2° Ms. Hass. 107 [276]

Idealentwurf

Die als „Moritzwerder“ bezeichnete, direkt am Fluss gelegene  Schlossanlage besteht aus einem zum Fluß hin ausgerichteten, rechteckigen und dreigeschossigen Wohnbau mit angelegten Eckpavillons hinter einem quadratischen Vorhof, dessen Mauern gleichfalls mit fünf Pavillons besetzt sind. Umgeben ist die gesamte Anlage von einem Kanal, der vom Fluss im Vordergrund abgeleitet ist. Rechts schließen eine größere Gartenanlage und der "Mayerhof" mit Stallgebäuden an.
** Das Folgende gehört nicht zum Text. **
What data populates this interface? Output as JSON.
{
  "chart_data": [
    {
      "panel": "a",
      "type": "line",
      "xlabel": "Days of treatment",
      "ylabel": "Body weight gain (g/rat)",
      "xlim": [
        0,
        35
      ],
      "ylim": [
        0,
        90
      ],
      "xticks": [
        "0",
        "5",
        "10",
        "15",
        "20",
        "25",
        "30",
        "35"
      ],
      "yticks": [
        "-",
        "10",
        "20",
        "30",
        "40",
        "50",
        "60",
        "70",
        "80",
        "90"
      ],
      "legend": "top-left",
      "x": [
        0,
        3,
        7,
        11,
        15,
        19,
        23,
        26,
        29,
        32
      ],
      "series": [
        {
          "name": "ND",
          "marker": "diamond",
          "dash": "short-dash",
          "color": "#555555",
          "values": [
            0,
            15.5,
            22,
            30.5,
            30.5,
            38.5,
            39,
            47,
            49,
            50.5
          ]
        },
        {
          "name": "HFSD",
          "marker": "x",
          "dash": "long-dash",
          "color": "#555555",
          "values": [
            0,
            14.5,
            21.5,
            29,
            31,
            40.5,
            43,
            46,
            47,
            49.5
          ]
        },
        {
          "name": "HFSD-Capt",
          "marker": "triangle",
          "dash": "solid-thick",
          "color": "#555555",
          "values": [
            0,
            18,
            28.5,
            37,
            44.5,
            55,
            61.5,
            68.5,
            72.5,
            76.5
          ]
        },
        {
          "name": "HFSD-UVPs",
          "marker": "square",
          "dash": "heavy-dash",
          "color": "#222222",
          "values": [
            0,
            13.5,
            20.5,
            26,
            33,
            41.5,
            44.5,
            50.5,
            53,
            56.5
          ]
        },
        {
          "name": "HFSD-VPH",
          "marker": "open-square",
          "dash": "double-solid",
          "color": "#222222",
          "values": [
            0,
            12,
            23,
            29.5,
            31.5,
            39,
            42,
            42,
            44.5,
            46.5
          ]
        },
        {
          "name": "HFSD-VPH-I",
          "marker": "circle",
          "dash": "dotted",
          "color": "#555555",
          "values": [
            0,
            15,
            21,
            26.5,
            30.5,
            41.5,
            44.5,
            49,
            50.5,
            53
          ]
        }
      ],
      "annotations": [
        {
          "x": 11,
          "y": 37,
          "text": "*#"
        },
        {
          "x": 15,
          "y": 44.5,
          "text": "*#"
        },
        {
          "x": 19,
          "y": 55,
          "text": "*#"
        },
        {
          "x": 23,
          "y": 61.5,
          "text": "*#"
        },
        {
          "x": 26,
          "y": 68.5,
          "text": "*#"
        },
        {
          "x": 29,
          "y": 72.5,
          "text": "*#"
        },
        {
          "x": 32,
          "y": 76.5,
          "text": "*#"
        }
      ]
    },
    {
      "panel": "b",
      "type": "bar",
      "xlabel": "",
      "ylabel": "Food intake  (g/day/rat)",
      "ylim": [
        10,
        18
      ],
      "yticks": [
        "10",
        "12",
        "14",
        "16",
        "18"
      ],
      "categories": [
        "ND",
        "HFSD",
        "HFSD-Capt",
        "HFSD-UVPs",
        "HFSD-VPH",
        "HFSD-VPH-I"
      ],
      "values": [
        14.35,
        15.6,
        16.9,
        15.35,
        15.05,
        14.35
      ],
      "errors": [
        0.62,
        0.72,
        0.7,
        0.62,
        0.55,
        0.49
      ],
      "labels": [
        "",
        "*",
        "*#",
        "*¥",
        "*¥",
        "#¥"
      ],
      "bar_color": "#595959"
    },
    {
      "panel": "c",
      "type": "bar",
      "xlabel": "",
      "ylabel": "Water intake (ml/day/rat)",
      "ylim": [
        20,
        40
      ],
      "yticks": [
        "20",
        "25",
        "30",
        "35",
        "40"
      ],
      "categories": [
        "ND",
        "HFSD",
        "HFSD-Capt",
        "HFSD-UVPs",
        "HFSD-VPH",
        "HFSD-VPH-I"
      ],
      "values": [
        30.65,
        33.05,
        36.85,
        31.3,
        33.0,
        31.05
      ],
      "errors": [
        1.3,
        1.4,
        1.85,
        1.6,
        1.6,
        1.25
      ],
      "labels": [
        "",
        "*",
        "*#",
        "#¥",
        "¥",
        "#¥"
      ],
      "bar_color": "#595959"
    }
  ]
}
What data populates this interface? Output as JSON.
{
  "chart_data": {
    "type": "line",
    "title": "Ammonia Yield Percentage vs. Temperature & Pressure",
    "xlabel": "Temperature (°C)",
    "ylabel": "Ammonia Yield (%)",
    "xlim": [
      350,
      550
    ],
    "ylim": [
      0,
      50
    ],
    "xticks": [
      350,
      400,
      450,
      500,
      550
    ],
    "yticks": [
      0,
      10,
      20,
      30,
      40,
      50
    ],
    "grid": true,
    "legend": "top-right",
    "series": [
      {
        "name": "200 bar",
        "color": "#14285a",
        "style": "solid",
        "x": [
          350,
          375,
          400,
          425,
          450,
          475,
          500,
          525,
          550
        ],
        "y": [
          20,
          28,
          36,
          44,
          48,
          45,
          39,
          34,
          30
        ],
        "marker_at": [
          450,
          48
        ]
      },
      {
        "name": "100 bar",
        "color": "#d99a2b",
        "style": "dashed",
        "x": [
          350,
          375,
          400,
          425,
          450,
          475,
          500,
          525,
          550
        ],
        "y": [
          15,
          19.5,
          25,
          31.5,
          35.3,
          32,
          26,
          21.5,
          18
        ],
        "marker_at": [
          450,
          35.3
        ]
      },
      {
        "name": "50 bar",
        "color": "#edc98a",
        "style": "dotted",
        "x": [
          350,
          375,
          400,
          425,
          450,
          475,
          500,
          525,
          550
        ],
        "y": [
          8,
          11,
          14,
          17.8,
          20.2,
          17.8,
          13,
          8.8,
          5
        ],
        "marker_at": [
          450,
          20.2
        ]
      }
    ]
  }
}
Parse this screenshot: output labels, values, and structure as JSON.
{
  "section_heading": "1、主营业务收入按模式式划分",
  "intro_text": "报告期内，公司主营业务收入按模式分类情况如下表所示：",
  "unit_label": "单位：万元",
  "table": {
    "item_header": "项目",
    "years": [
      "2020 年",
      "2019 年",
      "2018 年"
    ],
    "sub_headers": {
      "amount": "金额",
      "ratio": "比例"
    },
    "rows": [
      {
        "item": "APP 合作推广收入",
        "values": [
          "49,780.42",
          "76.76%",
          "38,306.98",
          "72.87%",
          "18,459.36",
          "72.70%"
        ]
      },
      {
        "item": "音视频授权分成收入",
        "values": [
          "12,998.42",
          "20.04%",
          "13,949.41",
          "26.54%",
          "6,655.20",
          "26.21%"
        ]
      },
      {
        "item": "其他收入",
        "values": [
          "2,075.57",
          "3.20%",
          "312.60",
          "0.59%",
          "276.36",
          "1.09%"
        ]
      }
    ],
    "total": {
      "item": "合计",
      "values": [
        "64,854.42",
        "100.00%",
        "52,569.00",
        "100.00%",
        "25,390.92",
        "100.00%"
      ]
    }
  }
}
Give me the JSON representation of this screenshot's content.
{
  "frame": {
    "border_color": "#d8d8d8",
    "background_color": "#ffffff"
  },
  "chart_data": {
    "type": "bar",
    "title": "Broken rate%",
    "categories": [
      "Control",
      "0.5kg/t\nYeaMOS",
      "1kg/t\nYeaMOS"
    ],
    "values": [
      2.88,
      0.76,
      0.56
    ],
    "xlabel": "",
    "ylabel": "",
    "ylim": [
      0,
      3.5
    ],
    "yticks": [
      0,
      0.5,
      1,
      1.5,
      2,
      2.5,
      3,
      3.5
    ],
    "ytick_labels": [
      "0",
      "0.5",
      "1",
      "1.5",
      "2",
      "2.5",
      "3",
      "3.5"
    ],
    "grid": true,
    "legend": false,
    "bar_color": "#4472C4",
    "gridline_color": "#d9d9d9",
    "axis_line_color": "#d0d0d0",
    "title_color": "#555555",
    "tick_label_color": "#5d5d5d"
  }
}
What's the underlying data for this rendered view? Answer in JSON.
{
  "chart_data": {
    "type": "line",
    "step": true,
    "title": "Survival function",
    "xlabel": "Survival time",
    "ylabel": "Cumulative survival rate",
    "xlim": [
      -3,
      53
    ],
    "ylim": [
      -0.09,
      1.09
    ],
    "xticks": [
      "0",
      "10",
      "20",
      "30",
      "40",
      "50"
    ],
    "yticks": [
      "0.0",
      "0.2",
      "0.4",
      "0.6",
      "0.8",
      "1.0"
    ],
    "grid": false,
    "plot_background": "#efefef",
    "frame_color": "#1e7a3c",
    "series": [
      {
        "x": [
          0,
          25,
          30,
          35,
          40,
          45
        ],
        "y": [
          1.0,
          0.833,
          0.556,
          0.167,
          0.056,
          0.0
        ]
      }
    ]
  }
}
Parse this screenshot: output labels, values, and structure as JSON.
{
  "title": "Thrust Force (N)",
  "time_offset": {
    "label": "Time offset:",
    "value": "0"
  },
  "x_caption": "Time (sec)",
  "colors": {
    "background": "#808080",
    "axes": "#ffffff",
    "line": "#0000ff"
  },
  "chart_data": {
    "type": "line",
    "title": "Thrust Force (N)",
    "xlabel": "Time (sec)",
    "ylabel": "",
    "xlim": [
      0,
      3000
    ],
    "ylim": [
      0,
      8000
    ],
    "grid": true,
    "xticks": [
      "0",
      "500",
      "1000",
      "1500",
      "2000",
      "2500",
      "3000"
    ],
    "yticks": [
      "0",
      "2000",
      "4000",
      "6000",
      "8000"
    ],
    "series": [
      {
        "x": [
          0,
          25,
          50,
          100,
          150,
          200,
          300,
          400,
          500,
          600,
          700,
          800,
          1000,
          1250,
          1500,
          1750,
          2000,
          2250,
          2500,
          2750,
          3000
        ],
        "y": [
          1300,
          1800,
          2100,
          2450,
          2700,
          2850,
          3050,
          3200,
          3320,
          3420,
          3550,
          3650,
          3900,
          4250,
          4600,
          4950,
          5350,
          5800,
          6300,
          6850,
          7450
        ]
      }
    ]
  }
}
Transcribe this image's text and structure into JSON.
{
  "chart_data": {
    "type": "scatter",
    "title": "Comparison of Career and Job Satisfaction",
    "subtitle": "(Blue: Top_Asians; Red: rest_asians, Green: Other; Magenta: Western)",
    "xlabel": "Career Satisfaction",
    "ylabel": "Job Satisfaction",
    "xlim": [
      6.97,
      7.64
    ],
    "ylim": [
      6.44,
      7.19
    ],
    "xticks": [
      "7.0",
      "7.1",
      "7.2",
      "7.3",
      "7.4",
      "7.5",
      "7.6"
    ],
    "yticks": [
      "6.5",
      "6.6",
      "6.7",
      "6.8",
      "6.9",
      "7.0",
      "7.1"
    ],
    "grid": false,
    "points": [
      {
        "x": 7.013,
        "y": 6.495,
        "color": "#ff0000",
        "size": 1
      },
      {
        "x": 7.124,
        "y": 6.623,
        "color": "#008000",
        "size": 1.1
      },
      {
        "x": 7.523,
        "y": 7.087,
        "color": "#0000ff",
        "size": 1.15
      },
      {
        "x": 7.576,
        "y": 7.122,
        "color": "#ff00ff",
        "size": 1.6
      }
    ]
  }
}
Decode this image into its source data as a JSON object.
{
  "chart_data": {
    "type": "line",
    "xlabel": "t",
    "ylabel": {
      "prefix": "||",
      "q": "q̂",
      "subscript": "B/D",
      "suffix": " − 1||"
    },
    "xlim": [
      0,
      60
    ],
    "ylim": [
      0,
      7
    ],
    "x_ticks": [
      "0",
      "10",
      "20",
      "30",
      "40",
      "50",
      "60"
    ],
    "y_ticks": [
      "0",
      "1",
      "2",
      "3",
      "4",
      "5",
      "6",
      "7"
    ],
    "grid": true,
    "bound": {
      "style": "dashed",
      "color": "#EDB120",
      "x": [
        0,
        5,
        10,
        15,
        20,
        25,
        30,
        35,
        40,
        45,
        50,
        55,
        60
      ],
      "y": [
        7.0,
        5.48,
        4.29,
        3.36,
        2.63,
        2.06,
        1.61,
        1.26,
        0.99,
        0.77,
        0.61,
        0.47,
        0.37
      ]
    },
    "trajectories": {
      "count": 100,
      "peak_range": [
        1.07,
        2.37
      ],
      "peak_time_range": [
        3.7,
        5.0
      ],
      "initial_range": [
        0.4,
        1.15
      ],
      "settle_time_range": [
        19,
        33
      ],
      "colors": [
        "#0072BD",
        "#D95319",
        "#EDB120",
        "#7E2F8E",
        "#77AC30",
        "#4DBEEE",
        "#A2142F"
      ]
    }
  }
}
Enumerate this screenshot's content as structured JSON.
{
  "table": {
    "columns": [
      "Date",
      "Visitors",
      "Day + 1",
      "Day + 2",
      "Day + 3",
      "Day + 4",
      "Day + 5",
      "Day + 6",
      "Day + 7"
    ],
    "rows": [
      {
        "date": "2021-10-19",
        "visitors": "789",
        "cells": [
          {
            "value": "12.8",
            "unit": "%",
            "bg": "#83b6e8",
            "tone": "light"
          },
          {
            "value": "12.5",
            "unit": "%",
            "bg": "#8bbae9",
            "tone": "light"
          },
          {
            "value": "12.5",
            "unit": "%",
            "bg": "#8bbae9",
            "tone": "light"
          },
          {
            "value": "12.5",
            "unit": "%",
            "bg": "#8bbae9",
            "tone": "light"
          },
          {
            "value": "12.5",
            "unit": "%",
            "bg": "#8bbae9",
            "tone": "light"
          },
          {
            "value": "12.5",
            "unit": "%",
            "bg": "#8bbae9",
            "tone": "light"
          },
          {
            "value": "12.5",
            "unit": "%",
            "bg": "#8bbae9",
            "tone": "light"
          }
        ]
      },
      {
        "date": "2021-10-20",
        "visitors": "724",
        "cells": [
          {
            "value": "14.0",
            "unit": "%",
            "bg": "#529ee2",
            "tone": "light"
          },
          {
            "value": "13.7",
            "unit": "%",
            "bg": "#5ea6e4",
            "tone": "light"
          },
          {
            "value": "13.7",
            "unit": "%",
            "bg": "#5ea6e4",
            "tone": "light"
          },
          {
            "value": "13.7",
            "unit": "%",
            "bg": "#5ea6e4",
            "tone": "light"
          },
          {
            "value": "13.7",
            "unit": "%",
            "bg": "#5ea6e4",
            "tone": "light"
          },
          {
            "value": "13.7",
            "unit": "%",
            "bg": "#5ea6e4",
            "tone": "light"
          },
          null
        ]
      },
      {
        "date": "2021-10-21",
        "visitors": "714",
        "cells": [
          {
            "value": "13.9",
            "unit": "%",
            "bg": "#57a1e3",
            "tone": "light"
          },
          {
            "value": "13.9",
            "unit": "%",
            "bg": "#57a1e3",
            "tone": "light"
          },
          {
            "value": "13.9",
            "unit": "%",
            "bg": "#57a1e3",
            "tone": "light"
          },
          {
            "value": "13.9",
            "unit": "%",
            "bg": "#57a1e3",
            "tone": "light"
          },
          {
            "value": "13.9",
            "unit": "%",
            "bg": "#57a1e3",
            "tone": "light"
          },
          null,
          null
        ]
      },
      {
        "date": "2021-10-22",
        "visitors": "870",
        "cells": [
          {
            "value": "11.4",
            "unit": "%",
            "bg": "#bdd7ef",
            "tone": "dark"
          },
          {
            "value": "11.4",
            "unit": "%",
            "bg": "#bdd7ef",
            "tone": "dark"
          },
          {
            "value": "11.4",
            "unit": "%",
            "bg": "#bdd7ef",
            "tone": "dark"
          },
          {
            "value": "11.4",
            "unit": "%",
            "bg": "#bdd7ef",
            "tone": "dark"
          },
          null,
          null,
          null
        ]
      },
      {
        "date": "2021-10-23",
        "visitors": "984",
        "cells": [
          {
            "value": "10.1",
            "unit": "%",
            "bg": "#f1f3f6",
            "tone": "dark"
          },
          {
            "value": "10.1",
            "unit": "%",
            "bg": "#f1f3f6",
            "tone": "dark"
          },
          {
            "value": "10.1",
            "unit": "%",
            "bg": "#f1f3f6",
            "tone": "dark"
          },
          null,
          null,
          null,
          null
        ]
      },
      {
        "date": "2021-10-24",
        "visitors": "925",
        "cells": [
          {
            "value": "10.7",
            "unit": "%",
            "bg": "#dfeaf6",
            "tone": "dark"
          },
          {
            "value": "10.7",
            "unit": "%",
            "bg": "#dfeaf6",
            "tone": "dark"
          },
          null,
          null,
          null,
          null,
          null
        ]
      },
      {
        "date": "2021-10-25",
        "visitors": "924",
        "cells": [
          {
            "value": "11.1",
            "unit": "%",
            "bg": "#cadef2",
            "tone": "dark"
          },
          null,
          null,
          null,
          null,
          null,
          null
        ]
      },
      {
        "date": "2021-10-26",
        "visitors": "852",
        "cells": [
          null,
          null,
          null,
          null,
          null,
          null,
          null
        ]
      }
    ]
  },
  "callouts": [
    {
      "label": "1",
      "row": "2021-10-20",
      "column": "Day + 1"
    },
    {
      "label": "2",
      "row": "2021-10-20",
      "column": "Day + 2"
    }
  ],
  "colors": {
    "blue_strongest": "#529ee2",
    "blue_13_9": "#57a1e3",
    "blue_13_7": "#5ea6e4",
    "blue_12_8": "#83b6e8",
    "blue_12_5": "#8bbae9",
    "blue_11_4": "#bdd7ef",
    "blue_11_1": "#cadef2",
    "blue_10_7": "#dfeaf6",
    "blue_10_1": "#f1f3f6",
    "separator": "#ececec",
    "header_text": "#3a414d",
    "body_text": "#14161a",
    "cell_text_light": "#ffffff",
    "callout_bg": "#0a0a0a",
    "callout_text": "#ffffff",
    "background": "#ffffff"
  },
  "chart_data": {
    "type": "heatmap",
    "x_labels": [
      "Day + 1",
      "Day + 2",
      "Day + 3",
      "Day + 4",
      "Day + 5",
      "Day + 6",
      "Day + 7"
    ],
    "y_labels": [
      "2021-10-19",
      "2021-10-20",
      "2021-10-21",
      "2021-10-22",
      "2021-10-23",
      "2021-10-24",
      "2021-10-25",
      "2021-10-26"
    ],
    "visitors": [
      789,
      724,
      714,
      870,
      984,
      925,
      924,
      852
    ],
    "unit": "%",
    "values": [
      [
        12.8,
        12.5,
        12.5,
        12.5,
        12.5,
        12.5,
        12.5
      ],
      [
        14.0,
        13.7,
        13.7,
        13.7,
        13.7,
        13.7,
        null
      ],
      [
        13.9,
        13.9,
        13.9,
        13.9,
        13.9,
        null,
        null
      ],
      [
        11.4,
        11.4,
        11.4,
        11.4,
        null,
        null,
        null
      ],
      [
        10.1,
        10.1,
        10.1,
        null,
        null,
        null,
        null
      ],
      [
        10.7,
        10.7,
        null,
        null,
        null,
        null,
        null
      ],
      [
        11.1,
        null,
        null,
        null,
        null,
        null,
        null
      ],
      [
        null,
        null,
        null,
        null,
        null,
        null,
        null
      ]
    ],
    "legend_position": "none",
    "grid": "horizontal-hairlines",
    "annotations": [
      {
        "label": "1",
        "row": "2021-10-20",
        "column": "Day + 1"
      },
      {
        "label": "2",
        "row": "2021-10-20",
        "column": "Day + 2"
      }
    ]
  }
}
Ein Netz von in allen Richtung ausstrahlenden Wegen erlaubt durch die Beschriftung eine topographische Einordnung. Neben „Hebel“ und „Harle“ am linken Rand sowie „Zehenden“ und  „Niedermellrich“ am oberen Bildrand erscheint mittig unten auch noch der „Weg nach lohre“. Es handelt sich demnach offensichtlich um einen Ort, der südlich von Wabern möglicherweise an der Schwalm gelegen sein könnte. Keine der uns bekannten Quellen erwähnt diesen Ort, bzw. Planungen des Landgrafen für einen Schlossbau in dieser Region. Es ist deshalb davon auszugehen, dass es sich bei „Moritzwerder“ um ein Phantasieprodukt des Landgrafen handelt, angeregt durch eine topographische Situation, die ihm für die Anlage eines Lustschlosses am Fluss besonders geeignet erschien (vgl. die Entwürfe für das Lustschloss Fahre). Sein Entwurf orientiert sich dabei an idealen Architekturvorstellungen, wie sie ähnlich auch von Ducerceau in seinen Ansichten französischer Schlösser präsentiert wurden.[351]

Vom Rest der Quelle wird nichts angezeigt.